As the responsible use of materials is becoming an increasingly important force in the construction industry, architects and scientists are developing environmentally friendly systems and building materials that integrate human activity with nature. In the 20th century, materials such as concrete, cement and steel have replaced traditional building materials across the world such as timber, masonry and earth, and although buildings constructed with these materials continue to provide resilient infrastructure and housing, their use undoubtedly contributes to climate change, noise pollution, and the loss of natural habitats. In light of this, the concrete industry is developing ways to make concrete increasingly sustainable; for example by developing new materials such as corcrete — which combines concrete with discarded cork — less concrete is used.

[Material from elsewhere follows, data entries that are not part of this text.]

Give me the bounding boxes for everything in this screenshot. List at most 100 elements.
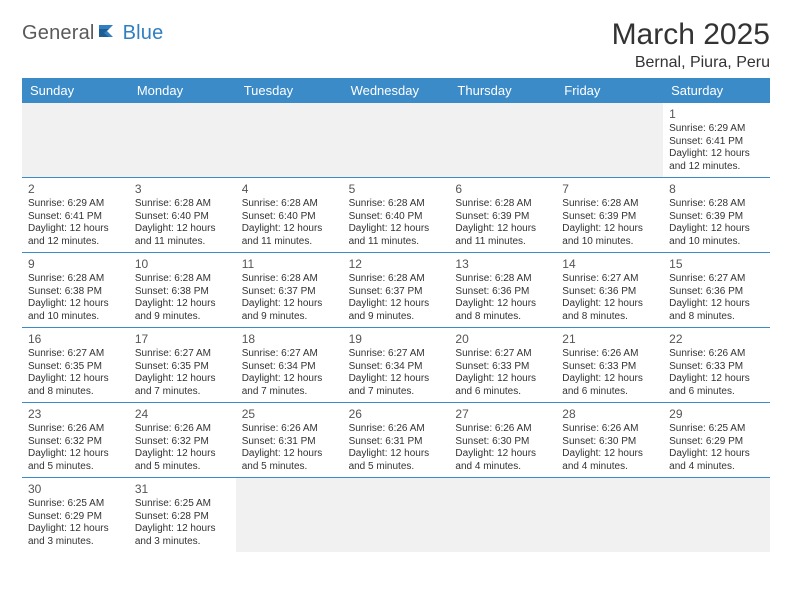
daylight-line: Daylight: 12 hours and 7 minutes. xyxy=(242,373,337,398)
calendar-cell: 1Sunrise: 6:29 AMSunset: 6:41 PMDaylight… xyxy=(663,103,770,177)
calendar-cell-empty xyxy=(343,478,450,552)
daylight-line: Daylight: 12 hours and 9 minutes. xyxy=(135,298,230,323)
calendar-cell: 22Sunrise: 6:26 AMSunset: 6:33 PMDayligh… xyxy=(663,328,770,402)
sunrise-line: Sunrise: 6:26 AM xyxy=(135,423,230,436)
day-number: 27 xyxy=(455,405,550,422)
calendar-cell-empty xyxy=(129,103,236,177)
sunrise-line: Sunrise: 6:28 AM xyxy=(562,198,657,211)
calendar-cell: 21Sunrise: 6:26 AMSunset: 6:33 PMDayligh… xyxy=(556,328,663,402)
daylight-line: Daylight: 12 hours and 12 minutes. xyxy=(28,223,123,248)
logo: General Blue xyxy=(22,22,163,45)
sunrise-line: Sunrise: 6:26 AM xyxy=(349,423,444,436)
daylight-line: Daylight: 12 hours and 9 minutes. xyxy=(242,298,337,323)
daylight-line: Daylight: 12 hours and 5 minutes. xyxy=(242,448,337,473)
daylight-line: Daylight: 12 hours and 10 minutes. xyxy=(562,223,657,248)
day-number: 17 xyxy=(135,330,230,347)
sunset-line: Sunset: 6:37 PM xyxy=(242,286,337,299)
sunrise-line: Sunrise: 6:25 AM xyxy=(135,498,230,511)
calendar-cell: 27Sunrise: 6:26 AMSunset: 6:30 PMDayligh… xyxy=(449,403,556,477)
daylight-line: Daylight: 12 hours and 8 minutes. xyxy=(669,298,764,323)
sunrise-line: Sunrise: 6:27 AM xyxy=(455,348,550,361)
sunset-line: Sunset: 6:38 PM xyxy=(28,286,123,299)
day-number: 11 xyxy=(242,255,337,272)
day-number: 4 xyxy=(242,180,337,197)
calendar-cell: 26Sunrise: 6:26 AMSunset: 6:31 PMDayligh… xyxy=(343,403,450,477)
calendar-cell: 31Sunrise: 6:25 AMSunset: 6:28 PMDayligh… xyxy=(129,478,236,552)
sunset-line: Sunset: 6:33 PM xyxy=(562,361,657,374)
sunrise-line: Sunrise: 6:28 AM xyxy=(135,273,230,286)
sunrise-line: Sunrise: 6:26 AM xyxy=(455,423,550,436)
calendar-cell-empty xyxy=(449,103,556,177)
daylight-line: Daylight: 12 hours and 11 minutes. xyxy=(135,223,230,248)
sunrise-line: Sunrise: 6:27 AM xyxy=(669,273,764,286)
day-number: 1 xyxy=(669,105,764,122)
day-number: 3 xyxy=(135,180,230,197)
sunset-line: Sunset: 6:40 PM xyxy=(349,211,444,224)
sunset-line: Sunset: 6:33 PM xyxy=(669,361,764,374)
sunset-line: Sunset: 6:30 PM xyxy=(562,436,657,449)
calendar-cell: 14Sunrise: 6:27 AMSunset: 6:36 PMDayligh… xyxy=(556,253,663,327)
day-number: 21 xyxy=(562,330,657,347)
sunrise-line: Sunrise: 6:27 AM xyxy=(349,348,444,361)
dow-label: Friday xyxy=(556,78,663,103)
dow-label: Wednesday xyxy=(343,78,450,103)
sunset-line: Sunset: 6:40 PM xyxy=(135,211,230,224)
calendar-cell: 3Sunrise: 6:28 AMSunset: 6:40 PMDaylight… xyxy=(129,178,236,252)
sunset-line: Sunset: 6:32 PM xyxy=(28,436,123,449)
day-number: 30 xyxy=(28,480,123,497)
calendar-body: 1Sunrise: 6:29 AMSunset: 6:41 PMDaylight… xyxy=(22,103,770,552)
sunrise-line: Sunrise: 6:29 AM xyxy=(669,123,764,136)
dow-label: Tuesday xyxy=(236,78,343,103)
sunrise-line: Sunrise: 6:26 AM xyxy=(242,423,337,436)
calendar-week: 2Sunrise: 6:29 AMSunset: 6:41 PMDaylight… xyxy=(22,178,770,253)
dow-label: Saturday xyxy=(663,78,770,103)
sunrise-line: Sunrise: 6:29 AM xyxy=(28,198,123,211)
day-number: 6 xyxy=(455,180,550,197)
daylight-line: Daylight: 12 hours and 7 minutes. xyxy=(135,373,230,398)
sunset-line: Sunset: 6:31 PM xyxy=(349,436,444,449)
sunrise-line: Sunrise: 6:28 AM xyxy=(455,273,550,286)
sunrise-line: Sunrise: 6:25 AM xyxy=(28,498,123,511)
calendar-cell-empty xyxy=(556,478,663,552)
calendar-cell: 29Sunrise: 6:25 AMSunset: 6:29 PMDayligh… xyxy=(663,403,770,477)
calendar-cell: 16Sunrise: 6:27 AMSunset: 6:35 PMDayligh… xyxy=(22,328,129,402)
day-number: 10 xyxy=(135,255,230,272)
calendar-week: 16Sunrise: 6:27 AMSunset: 6:35 PMDayligh… xyxy=(22,328,770,403)
daylight-line: Daylight: 12 hours and 5 minutes. xyxy=(28,448,123,473)
month-title: March 2025 xyxy=(612,18,770,52)
sunrise-line: Sunrise: 6:27 AM xyxy=(135,348,230,361)
day-number: 28 xyxy=(562,405,657,422)
daylight-line: Daylight: 12 hours and 11 minutes. xyxy=(349,223,444,248)
day-number: 7 xyxy=(562,180,657,197)
daylight-line: Daylight: 12 hours and 4 minutes. xyxy=(562,448,657,473)
daylight-line: Daylight: 12 hours and 6 minutes. xyxy=(562,373,657,398)
sunrise-line: Sunrise: 6:26 AM xyxy=(562,423,657,436)
dow-label: Thursday xyxy=(449,78,556,103)
calendar-cell: 2Sunrise: 6:29 AMSunset: 6:41 PMDaylight… xyxy=(22,178,129,252)
day-number: 31 xyxy=(135,480,230,497)
day-number: 9 xyxy=(28,255,123,272)
sunrise-line: Sunrise: 6:25 AM xyxy=(669,423,764,436)
logo-text-general: General xyxy=(22,22,95,45)
day-number: 13 xyxy=(455,255,550,272)
sunset-line: Sunset: 6:39 PM xyxy=(562,211,657,224)
sunset-line: Sunset: 6:38 PM xyxy=(135,286,230,299)
daylight-line: Daylight: 12 hours and 4 minutes. xyxy=(455,448,550,473)
sunset-line: Sunset: 6:39 PM xyxy=(669,211,764,224)
daylight-line: Daylight: 12 hours and 6 minutes. xyxy=(669,373,764,398)
sunset-line: Sunset: 6:40 PM xyxy=(242,211,337,224)
calendar-cell: 15Sunrise: 6:27 AMSunset: 6:36 PMDayligh… xyxy=(663,253,770,327)
calendar-cell: 9Sunrise: 6:28 AMSunset: 6:38 PMDaylight… xyxy=(22,253,129,327)
day-number: 5 xyxy=(349,180,444,197)
day-number: 12 xyxy=(349,255,444,272)
sunset-line: Sunset: 6:35 PM xyxy=(28,361,123,374)
sunset-line: Sunset: 6:34 PM xyxy=(349,361,444,374)
sunset-line: Sunset: 6:36 PM xyxy=(669,286,764,299)
daylight-line: Daylight: 12 hours and 7 minutes. xyxy=(349,373,444,398)
sunset-line: Sunset: 6:29 PM xyxy=(669,436,764,449)
calendar-cell: 23Sunrise: 6:26 AMSunset: 6:32 PMDayligh… xyxy=(22,403,129,477)
sunset-line: Sunset: 6:35 PM xyxy=(135,361,230,374)
day-number: 2 xyxy=(28,180,123,197)
dow-label: Monday xyxy=(129,78,236,103)
calendar-cell: 6Sunrise: 6:28 AMSunset: 6:39 PMDaylight… xyxy=(449,178,556,252)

Buildings that are constructed with bio-based materials such as timber and cork can store carbon and can be recycled, providing large quantities of material for future use. Cork has many material benefits: it is strong, durable, resilient to water and rot, and provides acoustic and thermal insulation. A cork wine stopper contains approximately 80 million cells within it; the plant cell configuration, low density of membranes and the material’s high gaseous content makes it flexible and it can be compressed to half of its size.
Situated next to the Grade II Listed Mill House in Berkshire, Cork House has been designed by MPH Architects in partnership with UCL’s Bartlett School of Architecture, Amorim UK, The University of Bath, Ty-Mawr, and BRE. Constructed entirely out of cork — from its walls to its rooftop — the building is the first of its kind and is a response to the construction industry’s involvement in the climate crisis. The use of the material on the building's inside and outside creates a tranquil experience and emanates a sense of warmth and protection.
The future of sustainable architectural practice is not only in using sustainable materials but also developing structures that can be disassembled and reused or recycled. The inventiveness of Cork House also lies within the ease of assembly; the walls and roof were prefabricated in a studio before being fashioned into the architectural design (supported by timber components). This methodology of fabrication means that it can easily be dismantled and constructed in a different location. The blocks are fabricated with interlocking joints which are modularly constructed and self-supporting.
As part of the ongoing research, MPH Architects intend to work on standardisation and move towards a marketable cork construction kit.
The Building Centre will shortly announce a new major project in collaboration with Amorim UK.